Do you have a sweet tooth? I live with a couple of cute folks that really do! I like an occasional sweet myself. I bet in all honesty everyone does. These cute little Mini Strawberry Jelly Doughnut Holes are easy to make utilizing canned biscuit dough that you can pick up from your local grocery. You will find it in the refrigerator section under common names such as Pillsbury or usually the store has its own brand and those are usually pretty good as well.
Now you can pipe in whatever kind of jelly you would like but I think strawberry and raspberry taste best with these. I like to ice half of the batch and roll the other half in sugar. These semi-homemade Mini Strawberry Jelly Doughnut Holes are best consumed right after being cooked but they will stay up to a couple of days stored in an airtight container. After two days you will need to store in the refrigerator.
See how easy it is to split these biscuits in to quarters and then roll. Now they are ready for the fryer. Drop in the heated oil and in now time flat they are done. Roll half of them in sugar while warm. Now you are ready to pipe in the jelly. With the ease of a pastry bag, Smuckers simply fruit (or any simply fruit brand), and a long tip with a circular end (I used Wilton tip #230) it is a piece of cake or in this case a filled doughnut hole.

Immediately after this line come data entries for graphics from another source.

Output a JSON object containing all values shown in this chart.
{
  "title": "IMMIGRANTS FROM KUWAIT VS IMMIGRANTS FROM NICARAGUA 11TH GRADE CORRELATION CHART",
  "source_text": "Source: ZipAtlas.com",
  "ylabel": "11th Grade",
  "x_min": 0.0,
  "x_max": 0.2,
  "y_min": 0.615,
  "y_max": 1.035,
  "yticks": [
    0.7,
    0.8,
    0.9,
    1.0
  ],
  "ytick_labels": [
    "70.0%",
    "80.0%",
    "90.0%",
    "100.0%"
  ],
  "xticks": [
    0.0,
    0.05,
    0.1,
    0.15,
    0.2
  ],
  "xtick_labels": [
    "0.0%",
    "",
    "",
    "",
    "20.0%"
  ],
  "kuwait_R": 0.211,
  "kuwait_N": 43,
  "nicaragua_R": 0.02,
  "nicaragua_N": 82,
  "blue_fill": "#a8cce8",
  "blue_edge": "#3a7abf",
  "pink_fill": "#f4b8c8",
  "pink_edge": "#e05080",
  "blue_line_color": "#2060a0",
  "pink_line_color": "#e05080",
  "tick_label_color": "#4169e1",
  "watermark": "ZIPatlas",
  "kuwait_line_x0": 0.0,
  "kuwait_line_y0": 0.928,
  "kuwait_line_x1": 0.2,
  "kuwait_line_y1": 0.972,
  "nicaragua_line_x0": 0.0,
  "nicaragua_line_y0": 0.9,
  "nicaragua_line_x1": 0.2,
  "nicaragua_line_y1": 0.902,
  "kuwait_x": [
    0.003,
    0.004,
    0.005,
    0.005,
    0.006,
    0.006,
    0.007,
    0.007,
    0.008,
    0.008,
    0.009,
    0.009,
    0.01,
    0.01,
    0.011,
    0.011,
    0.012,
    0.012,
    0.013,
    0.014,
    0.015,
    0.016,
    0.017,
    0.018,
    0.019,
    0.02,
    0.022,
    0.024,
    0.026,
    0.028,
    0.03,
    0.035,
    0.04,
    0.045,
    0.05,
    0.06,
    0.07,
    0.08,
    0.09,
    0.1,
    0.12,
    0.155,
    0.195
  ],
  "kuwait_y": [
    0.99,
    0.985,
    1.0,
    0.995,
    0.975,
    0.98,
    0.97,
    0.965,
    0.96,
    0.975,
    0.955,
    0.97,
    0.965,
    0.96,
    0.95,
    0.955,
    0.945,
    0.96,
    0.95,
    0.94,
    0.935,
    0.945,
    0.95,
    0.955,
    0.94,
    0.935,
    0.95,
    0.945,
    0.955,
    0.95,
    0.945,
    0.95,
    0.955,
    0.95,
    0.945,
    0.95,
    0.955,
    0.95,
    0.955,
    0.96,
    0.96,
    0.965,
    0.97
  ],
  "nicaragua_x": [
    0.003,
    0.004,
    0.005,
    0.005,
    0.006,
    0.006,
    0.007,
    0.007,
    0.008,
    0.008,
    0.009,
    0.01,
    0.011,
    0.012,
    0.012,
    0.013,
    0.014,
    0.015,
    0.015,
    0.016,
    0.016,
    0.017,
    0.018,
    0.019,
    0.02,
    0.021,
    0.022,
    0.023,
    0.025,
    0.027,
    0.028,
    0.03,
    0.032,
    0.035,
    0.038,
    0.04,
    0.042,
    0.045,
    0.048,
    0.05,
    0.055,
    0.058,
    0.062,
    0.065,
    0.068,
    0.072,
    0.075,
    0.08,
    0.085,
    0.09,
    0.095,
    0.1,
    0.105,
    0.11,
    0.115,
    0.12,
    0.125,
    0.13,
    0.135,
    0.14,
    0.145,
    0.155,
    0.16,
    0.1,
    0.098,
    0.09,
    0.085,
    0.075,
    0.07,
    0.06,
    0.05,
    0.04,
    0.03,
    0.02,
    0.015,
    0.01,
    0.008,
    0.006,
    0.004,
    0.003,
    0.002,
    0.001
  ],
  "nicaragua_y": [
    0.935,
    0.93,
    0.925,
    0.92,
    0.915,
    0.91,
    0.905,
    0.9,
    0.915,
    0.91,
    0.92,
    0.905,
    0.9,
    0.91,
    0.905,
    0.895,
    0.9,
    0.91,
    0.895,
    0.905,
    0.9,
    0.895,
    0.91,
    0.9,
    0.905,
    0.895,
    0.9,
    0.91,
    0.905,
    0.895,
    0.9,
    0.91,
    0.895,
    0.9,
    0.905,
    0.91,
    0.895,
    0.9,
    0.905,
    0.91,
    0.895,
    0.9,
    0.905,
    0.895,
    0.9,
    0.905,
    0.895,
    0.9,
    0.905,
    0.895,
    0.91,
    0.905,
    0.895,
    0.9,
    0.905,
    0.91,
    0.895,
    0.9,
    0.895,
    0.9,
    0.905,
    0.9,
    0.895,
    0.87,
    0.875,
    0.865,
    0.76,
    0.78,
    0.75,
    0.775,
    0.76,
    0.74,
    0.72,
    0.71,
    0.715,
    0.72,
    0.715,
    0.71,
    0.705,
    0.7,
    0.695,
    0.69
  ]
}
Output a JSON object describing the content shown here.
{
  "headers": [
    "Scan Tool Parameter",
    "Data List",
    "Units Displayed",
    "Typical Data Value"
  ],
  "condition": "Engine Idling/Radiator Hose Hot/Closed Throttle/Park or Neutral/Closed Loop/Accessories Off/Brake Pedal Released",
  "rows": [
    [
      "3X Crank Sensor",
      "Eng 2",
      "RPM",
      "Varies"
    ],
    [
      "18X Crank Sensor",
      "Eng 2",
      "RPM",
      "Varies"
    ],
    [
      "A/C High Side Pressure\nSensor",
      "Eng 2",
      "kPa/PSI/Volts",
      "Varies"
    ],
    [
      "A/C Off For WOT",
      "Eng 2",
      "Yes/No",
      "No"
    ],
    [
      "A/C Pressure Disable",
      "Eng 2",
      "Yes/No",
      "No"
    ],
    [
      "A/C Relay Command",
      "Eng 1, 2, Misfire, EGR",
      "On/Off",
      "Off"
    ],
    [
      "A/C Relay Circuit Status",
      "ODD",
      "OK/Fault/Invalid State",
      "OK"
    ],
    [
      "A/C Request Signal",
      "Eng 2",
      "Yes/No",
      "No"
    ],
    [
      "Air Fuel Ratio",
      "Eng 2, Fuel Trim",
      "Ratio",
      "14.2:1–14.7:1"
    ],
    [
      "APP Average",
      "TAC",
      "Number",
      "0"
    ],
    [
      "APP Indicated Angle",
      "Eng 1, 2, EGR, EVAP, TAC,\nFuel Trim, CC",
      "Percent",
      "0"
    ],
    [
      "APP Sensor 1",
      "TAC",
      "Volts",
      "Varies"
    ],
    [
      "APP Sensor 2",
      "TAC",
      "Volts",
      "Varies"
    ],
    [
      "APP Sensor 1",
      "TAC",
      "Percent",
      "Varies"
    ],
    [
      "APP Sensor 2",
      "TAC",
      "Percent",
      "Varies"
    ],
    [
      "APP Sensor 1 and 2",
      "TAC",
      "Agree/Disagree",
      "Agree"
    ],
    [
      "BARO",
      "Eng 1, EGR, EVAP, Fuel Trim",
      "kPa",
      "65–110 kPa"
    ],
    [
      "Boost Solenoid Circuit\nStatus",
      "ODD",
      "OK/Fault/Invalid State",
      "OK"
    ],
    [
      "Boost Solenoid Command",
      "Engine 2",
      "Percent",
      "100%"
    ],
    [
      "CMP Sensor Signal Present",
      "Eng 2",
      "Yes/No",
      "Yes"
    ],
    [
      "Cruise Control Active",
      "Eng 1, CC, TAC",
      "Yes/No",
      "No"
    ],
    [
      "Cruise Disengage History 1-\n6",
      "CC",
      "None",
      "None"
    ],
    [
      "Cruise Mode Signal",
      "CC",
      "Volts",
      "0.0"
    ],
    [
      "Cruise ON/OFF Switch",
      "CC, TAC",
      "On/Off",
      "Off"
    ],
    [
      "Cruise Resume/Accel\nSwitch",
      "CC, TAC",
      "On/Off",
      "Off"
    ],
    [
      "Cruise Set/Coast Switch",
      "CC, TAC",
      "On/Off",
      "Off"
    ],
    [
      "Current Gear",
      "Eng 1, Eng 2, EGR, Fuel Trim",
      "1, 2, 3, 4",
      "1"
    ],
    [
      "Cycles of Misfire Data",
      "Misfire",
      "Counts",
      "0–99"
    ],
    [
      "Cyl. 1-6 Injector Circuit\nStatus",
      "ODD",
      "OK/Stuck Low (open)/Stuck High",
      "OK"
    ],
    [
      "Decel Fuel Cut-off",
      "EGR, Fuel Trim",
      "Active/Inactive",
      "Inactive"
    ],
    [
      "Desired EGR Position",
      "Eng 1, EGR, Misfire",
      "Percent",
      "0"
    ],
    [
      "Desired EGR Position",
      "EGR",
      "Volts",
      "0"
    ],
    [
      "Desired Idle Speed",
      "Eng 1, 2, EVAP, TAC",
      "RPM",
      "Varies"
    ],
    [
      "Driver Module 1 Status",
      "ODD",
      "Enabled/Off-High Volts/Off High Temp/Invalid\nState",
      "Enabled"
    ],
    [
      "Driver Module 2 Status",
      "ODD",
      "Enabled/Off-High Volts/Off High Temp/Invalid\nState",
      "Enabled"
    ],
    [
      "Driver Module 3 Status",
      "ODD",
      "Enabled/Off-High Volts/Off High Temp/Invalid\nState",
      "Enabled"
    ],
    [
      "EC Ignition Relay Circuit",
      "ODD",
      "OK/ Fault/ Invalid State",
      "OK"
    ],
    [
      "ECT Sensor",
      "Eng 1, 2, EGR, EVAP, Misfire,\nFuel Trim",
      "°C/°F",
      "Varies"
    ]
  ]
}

Simply insert the tip about a 1/2 inch into the doughnut hole and gently squeeze the pastry bag. When the jelly starts coming out the entry hole move on to the next doughnut hole that needs to be filled. Now simply mix up a small batch of icing for the other half of Mini Strawberry Jelly Doughnut Holes and you are ready to munch these babies down.
I sure hope your sweet family loves these as much as mine does.
Mini Strawberry Jelly Doughnut Holes
- 1 can refrigerated Grands biscuits (16.3 ounce)
- Canola oil for frying
- 2–3 tablespoons sugar for rolling
- 1/2 –2/3 cup strawberry simply fruit (or jelly)
- 1/2 cup powdered sugar
- 1 tablespoon milk
- 1/4 teaspoon vanilla
- Split biscuits into quarters and roll in small balls. Heat a couple inches of oil in heavy saucepan or dutch oven to 360 degrees. Working with tongs fry in small batches turning to make sure all sides are browned. Total fry time is less than 1 – 2 minutes. Drain on paper towels.
- Place sugar on shallow plate. Roll half of the warm cooked doughnuts through the sugar.
- Spoon 2/3 cup strawberry jelly into pastry bag with long tip (with round opening) attached. Insert tip about 1/2 inch into the doughnut hole. Gently push on bag until doughnut hole is filled and jelly starts coming out of opening. Continue filling until all doughnut holes are filled
- In small bowl whisk powdered sugar, milk and vanilla. Drizzle over the doughnut holes that were not rolled in sugar. Best served immediately. Store leftovers in airtight containers. After 2 days place container in refrigerator.